Ada contoh pengalaman yang saya rasakan. Saya punya keinginan berangkat haji yang menggebu, namun tidak kesampaian karena belum istitho’ah secara finansial. Adalah teman saya H.Rusli namanya, berkali-kali berangkat haji (dulu belum dibatasi) karena punya Kelompok Bimbingan Haji (KBIH). Aku bertanya pada bapak Haji Rusli bagaimana bisa terkabul pergi haji seperti bapak haji. Apakah ada doa khusus. Dia menjawab ; “Doa khusus tidak ada namum berusaha sesuai dengan profesi kita. Saya orang Swasta, inilah yang bisa saya lakukan mendirikan KBIH. Kalau anda pengawai negeri ya jadi panitia pemberangkatan haji”. Kebetulan memang saya pegawai Kementerian Agama Kabupaten Indragiri Hilir waktu itu, mungkin ada dua atau tiga kali ikut mengantar calon jamaah haji dari Tembilahan ke Pekanbaru menuju Medan. Setelah itu saya pindah ke Kanwil Agama di Pekanbaru, saya menjadi anggota piket malam di Kanwil selama jamaah haji di tanah suci. Pada tahun 2003 Embarkasi haji di bangun di Batam, ada dua kali saya panitia pemberangkatan dan pemulangan haji di Batam sebagai Kasubag tata-Tata Usahanya. Disaat itulah saya mengantar calon jamaah haji ke Bandara Hang Nadim, Melepas keberangkatan jamaah sambil bertanya di hati kapan lagi giliran saya berhaji ini, namun belum ada tanda jawaban. Barulah tahun 2007 jawaban datang melalui tes Calon Tim Pimpinan Haji Indonesia (TPHI) mewakili Kemenag Kota Pekanbaru waktu itu saya sebagai Kasubbag Tata-Tata Usaha. Alhamdulillah dinyatakan lulus. Berangkatlah saya membawa jamaah dari Kabupaten Indragiri Hilir dan Kabupaten Kuantan Singingi. Pada tahun 2012, lima tahun kemudian saya mendapat amanah lagi sebagai Tim Pembimbing Ibadah Haji (TPIH). Membawa Jamaah dari Kabupaten Indragiri Hilir seluruhnya.

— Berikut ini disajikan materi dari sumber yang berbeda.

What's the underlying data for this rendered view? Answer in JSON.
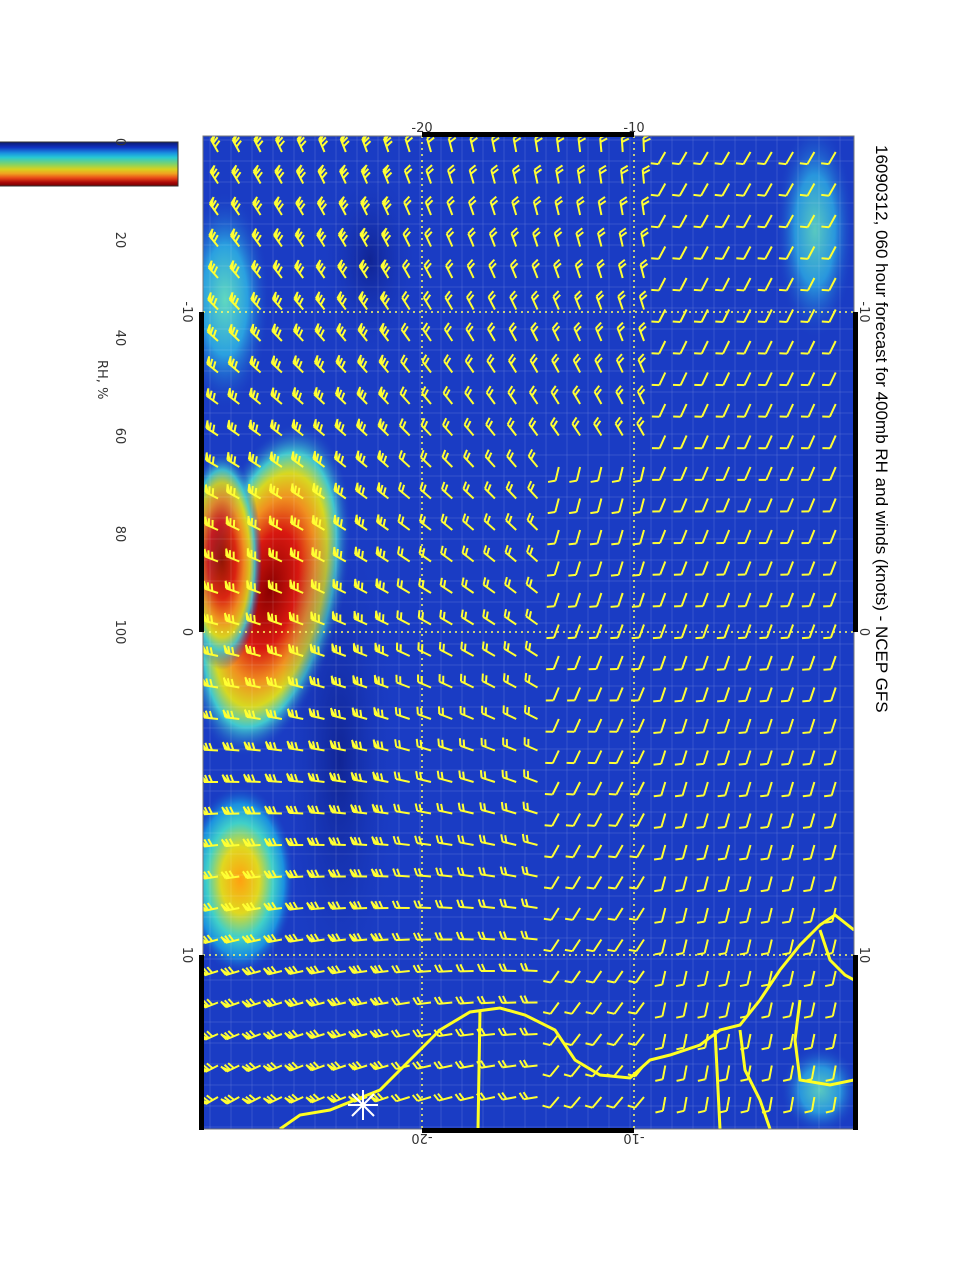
{
  "title": "16090312, 060 hour forecast for 400mb RH and winds (knots) - NCEP GFS",
  "colorbar": {
    "label": "RH, %",
    "ticks": [
      "0",
      "20",
      "40",
      "60",
      "80",
      "100"
    ],
    "range": [
      0,
      100
    ],
    "colors": [
      "#0a1a6e",
      "#1030c0",
      "#1a8fe0",
      "#27c9d4",
      "#7ed36a",
      "#d8d21e",
      "#f0a020",
      "#e84818",
      "#a80808",
      "#700000"
    ]
  },
  "axes": {
    "top_labels": [
      "-20",
      "-10"
    ],
    "bottom_labels": [
      "-20",
      "-10"
    ],
    "left_labels": [
      "-10",
      "0",
      "10"
    ],
    "right_labels": [
      "-10",
      "0",
      "10"
    ]
  },
  "map": {
    "background_color": "#1a3cc4",
    "barb_color": "#ffff33",
    "coast_color": "#ffff22",
    "marker": "asterisk-marker"
  }
}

Benarlah kata bapak Haji Rusli, Usaha untuk mencapai Haji setelah berniat dan doa agar berusaha sesuai Profesi masing-masing.

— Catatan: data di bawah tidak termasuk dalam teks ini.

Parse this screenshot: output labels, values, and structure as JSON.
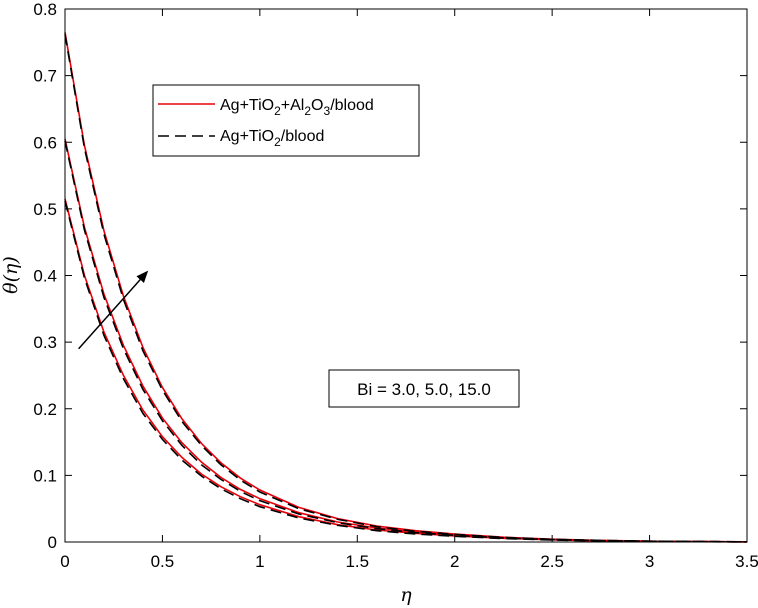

Dari tahun 1995 saya bercita-cita naik haji, barulah tahun 2006 dipanggil Allah SWT atas nama petugas haji. Sebuah penantian yang membutuh kesabaran.
Benarlah firman Allah menjanjikan setiap setelah kesulitan datanglah kemudahan.
Setelah itu saya beberapa kali oleh travel haji Muhibbah jalan Kartini Pekanbaru menunjuk untuk menjadi leader Jamaah Umroh.
Subhanallah, Allahu A’klam bi Showab.